Dans ce langage cocasse si particulier, nos compatriotes aiment à dire du Président Alassane Ouattara qu’il aime « sortir dans dos ».
Ainsi, si l’on devait esquisser non pas un nom mais une silhouette, non pas un visage mais une architecture mentale, le portrait-robot du prochain Premier ministre en gestation chez Alassane Ouattara se dessinerait moins comme une surprise que comme l’aboutissement logique d’un long raisonnement politique. Le chef de l’État ivoirien, en effet, ne choisit jamais ses collaborateurs au gré des humeurs ni sous la pression des clameurs partisanes ; il les extrait d’un creuset où se mêlent compétence froide, loyauté valablement éprouvée et capacité à survivre dans les eaux troubles du pouvoir.
Ce futur Premier ministre ne sera donc pas un tribun incandescent ni un bateleur de foules. Le Président de la République se méfie des tempéraments volcaniques et des ambitions trop bruyantes. Il lui faudra un homme — ou une femme, du reste — au profil technocratique affirmé, formé aux chiffres plus qu’aux slogans, capable de lire un budget comme d’autres lisent un poème, et de négocier avec les institutions financières internationales sans trembler ni s’enivrer de symboles creux. En ce sens, l’ombre du banquier plane toujours sur le casting ; non nécessairement un ex–golden boy de la finance globale, comme pourraient s’en réjouir d’emblée nos amis du PDCI-RDA (suivez notre regard), mais un esprit façonné par la rigueur macroéconomique, la discipline budgétaire et la culture du résultat.
Réduire toutefois ce choix à une simple reconduction du modèle du « technocrate-banquaire reconverti » serait une lecture paresseuse.

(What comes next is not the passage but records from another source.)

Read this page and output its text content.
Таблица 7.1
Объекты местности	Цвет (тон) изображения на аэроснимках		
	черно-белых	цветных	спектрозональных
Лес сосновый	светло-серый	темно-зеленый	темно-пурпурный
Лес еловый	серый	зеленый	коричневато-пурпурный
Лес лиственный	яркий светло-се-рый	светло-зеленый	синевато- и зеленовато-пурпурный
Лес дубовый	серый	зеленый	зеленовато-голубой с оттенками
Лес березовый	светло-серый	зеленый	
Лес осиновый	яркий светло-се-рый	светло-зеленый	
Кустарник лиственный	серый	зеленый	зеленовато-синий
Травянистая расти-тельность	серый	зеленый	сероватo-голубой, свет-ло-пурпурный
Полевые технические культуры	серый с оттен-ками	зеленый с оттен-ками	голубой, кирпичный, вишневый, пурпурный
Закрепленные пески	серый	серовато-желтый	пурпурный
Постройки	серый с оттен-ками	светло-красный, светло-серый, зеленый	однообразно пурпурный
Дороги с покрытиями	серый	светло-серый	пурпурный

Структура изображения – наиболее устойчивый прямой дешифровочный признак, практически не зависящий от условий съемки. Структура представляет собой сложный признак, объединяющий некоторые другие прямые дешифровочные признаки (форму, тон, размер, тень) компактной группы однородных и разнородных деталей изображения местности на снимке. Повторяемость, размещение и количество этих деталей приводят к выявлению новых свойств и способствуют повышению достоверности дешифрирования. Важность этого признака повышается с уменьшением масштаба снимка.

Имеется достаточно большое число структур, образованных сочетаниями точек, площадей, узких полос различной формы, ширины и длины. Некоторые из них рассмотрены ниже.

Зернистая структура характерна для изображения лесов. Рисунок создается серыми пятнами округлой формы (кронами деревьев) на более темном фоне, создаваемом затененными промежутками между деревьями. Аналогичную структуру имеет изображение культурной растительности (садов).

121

Le temps a changé. La Côte d’Ivoire de demain ne se gouvernera plus seulement avec des tableurs et des taux de croissance. Le prochain Premier ministre devra dès lors être un technicien politique accompli, rompu aux pièges de l’appareil, capable de naviguer entre les susceptibilités internes du RHDP — il en existe, hélas —, les frustrations des alliés — elles sont légion —, les rancœurs de l’opposition et l’exigence croissante d’une opinion publique plus éduquée, plus connectée, plus impatiente donc plus demanderesse.

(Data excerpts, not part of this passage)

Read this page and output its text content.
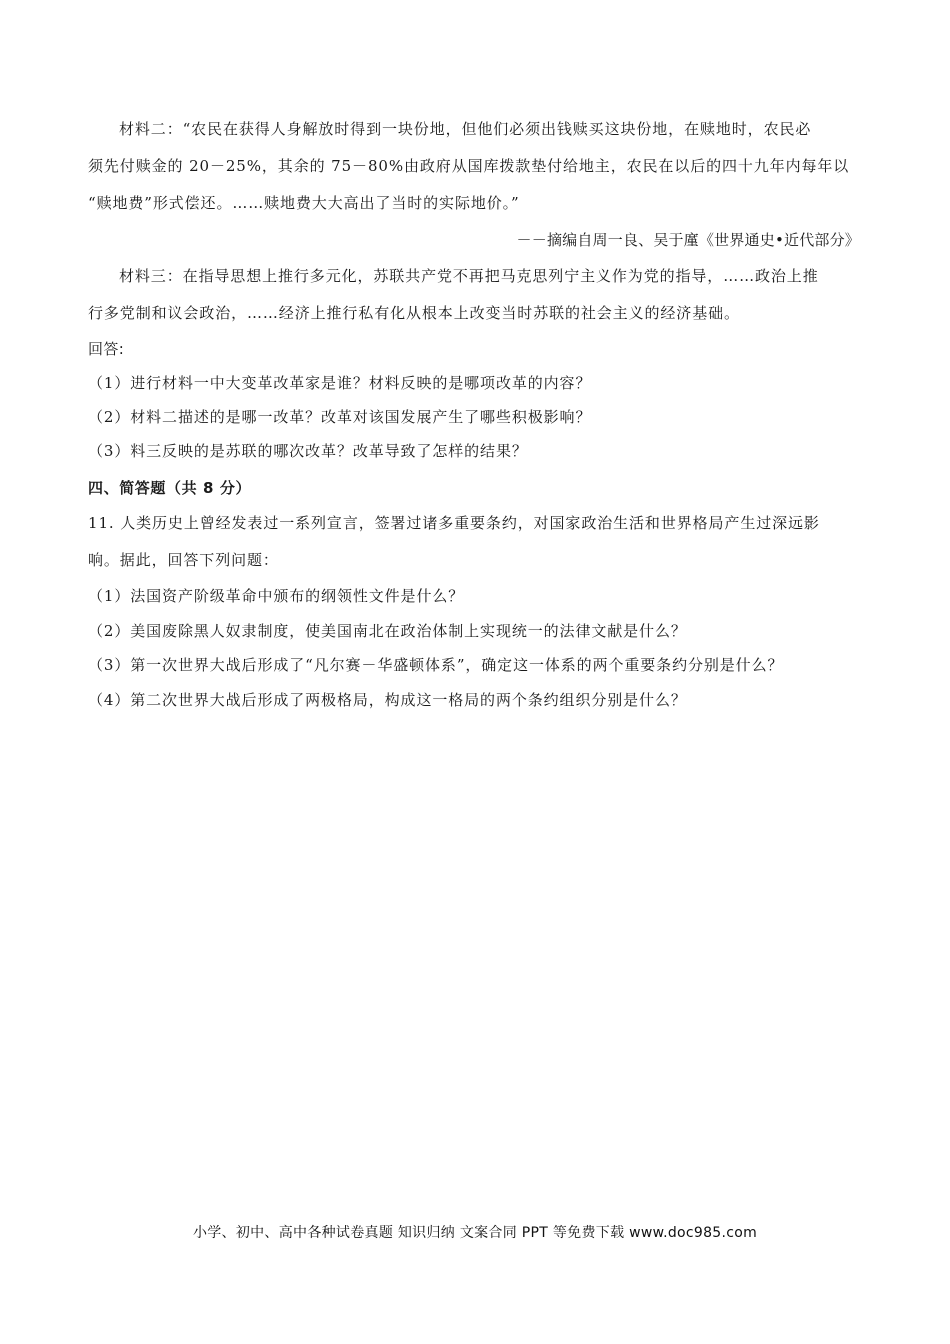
材料二：“农民在获得人身解放时得到一块份地，但他们必须出钱赎买这块份地，在赎地时，农民必
须先付赎金的 20－25%，其余的 75－80%由政府从国库拨款垫付给地主，农民在以后的四十九年内每年以
“赎地费”形式偿还。……赎地费大大高出了当时的实际地价。”
－－摘编自周一良、吴于廑《世界通史•近代部分》
材料三：在指导思想上推行多元化，苏联共产党不再把马克思列宁主义作为党的指导，……政治上推
行多党制和议会政治，……经济上推行私有化从根本上改变当时苏联的社会主义的经济基础。
回答:
（1）进行材料一中大变革改革家是谁？材料反映的是哪项改革的内容？
（2）材料二描述的是哪一改革？改革对该国发展产生了哪些积极影响？
（3）料三反映的是苏联的哪次改革？改革导致了怎样的结果？
四、简答题（共 8 分）
11. 人类历史上曾经发表过一系列宣言，签署过诸多重要条约，对国家政治生活和世界格局产生过深远影
响。据此，回答下列问题：
（1）法国资产阶级革命中颁布的纲领性文件是什么？
（2）美国废除黑人奴隶制度，使美国南北在政治体制上实现统一的法律文献是什么？
（3）第一次世界大战后形成了“凡尔赛－华盛顿体系”，确定这一体系的两个重要条约分别是什么？
（4）第二次世界大战后形成了两极格局，构成这一格局的两个条约组织分别是什么？
小学、初中、高中各种试卷真题 知识归纳 文案合同 PPT 等免费下载 www.doc985.com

Ce devra donc être un hybride. Un cerveau d’ingénieur ou de financier greffé sur un instinct de stratège. Quelqu’un qui comprend que le pouvoir ne se décrète pas mais se gère ; qu’il ne suffit pas de bien faire, encore faut-il le faire savoir, sans jamais tomber dans l’arrogance communicante. Un homme de dossiers, certes, mais aussi un animal politique capable d’absorber les coups sans vaciller, de trancher sans brutalité et de reculer sans donner l’impression de fuir.
La loyauté sera la clé de voûte de ce profil. Alassane Ouattara n’a en effet jamais toléré les dauphins autoproclamés (suivez notre regard, là aussi) ni les Premiers ministres en campagne permanente. Le prochain locataire de la Primature devra donc avoir intégré une règle simple : être puissant sans être menaçant, visible sans être envahissant, indispensable sans être irremplaçable.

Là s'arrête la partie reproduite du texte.